Born: January 14, 1927;

Died: February 25, 2021.

PROFESSOR John Mallard, who has died aged 94, led the scientific team at Aberdeen University that developed the first all-body Magnetic Resonance Imaging (MRI) scanner. The technology greatly advanced the clinical treatment and diagnosis of cancer and dementia and other serious medical conditions.

Mallard, a dedicated and inspiring scientist, led a pioneering team that revolutionised medical practice and prolonged many lives. The first patient the MRI was used on, in 1980, was a man from Fraserburgh who had terminal cancer. The scan showed that he had a primary tumour in his chest, an abnormal liver and secondary cancer in his bones.

The scanner could be used to comprehensively examine almost any part of the body, including the brain and spinal cord, bones and joints, breasts, heart and blood vessels and internal organs – such as the liver, womb or prostate gland.

Speaking in 2016 as the prototype MRI prepared to go on display at the National Museum of Scotland, Mr Mallard, then 90, spoke of his pride that the technology had made such a big impact on patients’ lives.

He said: “I am delighted that the MRI scanner has helped to save so many lives over the years. It was a team of many scientists who helped to create the first one, it didn’t all come from me.”

Mallard was also an early champion of Positron Emission Tomography (PET) imaging, which can produce detailed three-dimensional images of the inside of the body and thus greatly assist in the diagnosis of diseases.

Mallard pioneered research into PET imaging when the technology was in its infancy. In his first lecture after joining the staff at Aberdeen University he correctly predicted that PET would become one of the most powerful tools for studying human diseases. His foresight – and campaigning zeal by organising a national fundraising campaign - ensured that Scotland’s first PET facility was created in Aberdeen.

Professor Siladitya Bhattacharya, Head of the University of Aberdeen’s School of Medicine, said: “John helped change the face of medical imaging. His legacy lives on through the technology that saves lives on a daily basis and we are proud that he carried out such ground-breaking work at the University.”

John Rowland Mallard was born in Kingsthorpe, Northampton, the son of John Mallard, a grocer, and his wife Margaret (née Huckle). He won a scholarship to Northampton Grammar School attended Nottingham University and in 1952 completed his PhD on the magnetic properties of uranium.

After a year as a hospital physicist at the Liverpool Radium Institute, where he researched the differences between healthy tissues and tumours, he joined the research team at Hammersmith Hospital.

There he created a mechanised scanner which used variations in colour and density on the printouts. He explained at the time: “Although the images were very crude, the colour changes helped to pick up the tumours.”

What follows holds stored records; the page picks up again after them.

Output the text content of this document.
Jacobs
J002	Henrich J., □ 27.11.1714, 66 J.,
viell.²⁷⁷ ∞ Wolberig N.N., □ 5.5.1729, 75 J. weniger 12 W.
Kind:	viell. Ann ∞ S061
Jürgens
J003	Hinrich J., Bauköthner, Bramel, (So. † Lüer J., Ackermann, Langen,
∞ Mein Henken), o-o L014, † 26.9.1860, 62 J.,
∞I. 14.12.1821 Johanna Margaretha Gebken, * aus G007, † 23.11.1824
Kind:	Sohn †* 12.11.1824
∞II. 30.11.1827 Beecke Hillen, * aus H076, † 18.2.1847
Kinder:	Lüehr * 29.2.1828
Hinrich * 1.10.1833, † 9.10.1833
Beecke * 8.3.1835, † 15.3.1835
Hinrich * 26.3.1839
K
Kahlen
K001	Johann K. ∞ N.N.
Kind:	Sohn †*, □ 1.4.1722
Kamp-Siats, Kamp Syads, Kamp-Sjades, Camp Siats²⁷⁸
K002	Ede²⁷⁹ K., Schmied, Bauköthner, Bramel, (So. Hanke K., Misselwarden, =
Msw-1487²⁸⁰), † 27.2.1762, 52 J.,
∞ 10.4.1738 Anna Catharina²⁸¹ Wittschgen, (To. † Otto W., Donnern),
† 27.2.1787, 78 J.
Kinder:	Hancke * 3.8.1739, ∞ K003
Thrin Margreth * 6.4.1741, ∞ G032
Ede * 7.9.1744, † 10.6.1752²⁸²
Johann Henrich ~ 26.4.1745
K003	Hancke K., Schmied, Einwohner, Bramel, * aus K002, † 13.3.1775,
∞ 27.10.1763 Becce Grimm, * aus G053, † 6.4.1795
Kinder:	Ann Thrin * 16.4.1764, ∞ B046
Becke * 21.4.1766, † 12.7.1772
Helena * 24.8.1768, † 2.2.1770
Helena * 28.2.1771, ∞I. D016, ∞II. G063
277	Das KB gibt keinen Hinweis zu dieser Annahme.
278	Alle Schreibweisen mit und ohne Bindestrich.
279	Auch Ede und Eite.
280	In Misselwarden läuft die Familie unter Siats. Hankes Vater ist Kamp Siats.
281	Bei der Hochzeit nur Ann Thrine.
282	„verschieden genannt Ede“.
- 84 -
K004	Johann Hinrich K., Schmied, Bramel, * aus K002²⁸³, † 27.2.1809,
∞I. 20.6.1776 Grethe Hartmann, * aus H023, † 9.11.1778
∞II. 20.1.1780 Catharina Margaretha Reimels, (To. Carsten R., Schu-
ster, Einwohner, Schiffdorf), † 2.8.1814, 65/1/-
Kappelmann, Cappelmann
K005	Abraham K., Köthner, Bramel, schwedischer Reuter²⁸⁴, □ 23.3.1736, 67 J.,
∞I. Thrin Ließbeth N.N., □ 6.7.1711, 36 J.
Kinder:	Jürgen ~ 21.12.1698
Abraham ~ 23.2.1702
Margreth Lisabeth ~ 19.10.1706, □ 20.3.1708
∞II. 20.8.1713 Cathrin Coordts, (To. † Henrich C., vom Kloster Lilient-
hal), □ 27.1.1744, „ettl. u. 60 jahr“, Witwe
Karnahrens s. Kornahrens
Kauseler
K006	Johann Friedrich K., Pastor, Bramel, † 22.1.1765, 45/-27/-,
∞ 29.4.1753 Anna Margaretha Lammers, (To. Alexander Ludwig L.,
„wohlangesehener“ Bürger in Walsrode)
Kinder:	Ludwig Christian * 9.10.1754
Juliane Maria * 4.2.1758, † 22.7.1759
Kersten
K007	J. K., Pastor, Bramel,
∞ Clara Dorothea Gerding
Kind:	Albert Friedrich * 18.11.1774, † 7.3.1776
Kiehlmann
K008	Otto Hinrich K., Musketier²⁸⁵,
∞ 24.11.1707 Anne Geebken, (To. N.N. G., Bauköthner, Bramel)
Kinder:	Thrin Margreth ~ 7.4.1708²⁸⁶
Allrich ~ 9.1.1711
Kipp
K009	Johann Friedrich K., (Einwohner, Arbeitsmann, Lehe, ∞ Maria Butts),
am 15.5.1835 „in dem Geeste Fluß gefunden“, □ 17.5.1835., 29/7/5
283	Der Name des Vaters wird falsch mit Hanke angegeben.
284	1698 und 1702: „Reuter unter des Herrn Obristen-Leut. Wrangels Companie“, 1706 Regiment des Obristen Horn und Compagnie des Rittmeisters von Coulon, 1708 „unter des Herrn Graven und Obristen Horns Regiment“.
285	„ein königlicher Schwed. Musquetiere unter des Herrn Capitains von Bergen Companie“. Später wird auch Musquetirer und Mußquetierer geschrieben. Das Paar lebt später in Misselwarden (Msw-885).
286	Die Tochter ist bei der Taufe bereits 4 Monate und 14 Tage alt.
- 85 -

In fact, when he published research in 1964 which suggested that MRI might be able to diagnose cancer, his findings were largely ignored.

In 1965 he was appointed the inaugural Professor of Medical Physics at Aberdeen and throughout the 1970s he built a team of specialists with Dr Jim Hutchinson which did pioneering research and developed an MRI scanner, applying it to imaging of laboratory animals.

With a typically clinical tenacity Mallard persevered with his team and, despite some reductions in grants, he perfected the scanner.

The lengthy process was certainly not straightforward. The machinery was cobbled together in Aberdeen with the aid of copper pipe from a local plumber and a tube from a children’s play park. Some of those early pieces are now historic items and much-prized exhibits by scientific organisations: one is at the Royal Scottish Museum in Edinburgh, another in the Science Museum in London.

In 1980 Mallard and his team built the world’s first full-body MRI scanner, and scanned that Fraserburgh patient. Clinicians throughout the world hailed his work.

Mallard, a courteous, modest and generous man, explained the breakthrough. “X-rays were telling us everything about the bones. But we had absolutely nothing that was telling us about the soft wet tissues within the body. And that’s what MRI did.”

He also took a prominent role in the international development of medical physics and biomedical engineering. In 1980 he was the founding President of the International Union for Physical and Engineering Sciences in Medicine and in 1993 he was elected as a Fellow of the Royal Academy of Engineering.

In 1992 he retired from Aberdeen University and devoted his time to gardening, doing DIY and making jewellery.

In 1998 the John Mallard Scottish PET Centre was opened in Aberdeen Royal Infirmary and he was given the Freedom of the City of Aberdeen in 2004. Mallard, who was made an OBE in 1992, donated his many academic awards and medals to the Aberdeen Medico-Chirurgical Society.

Mallard is survived by his son John, an IT consultant, and daughter, Katriona. He was predeceased by his wife Fiona, née Lawrance, whom he had married in 1958.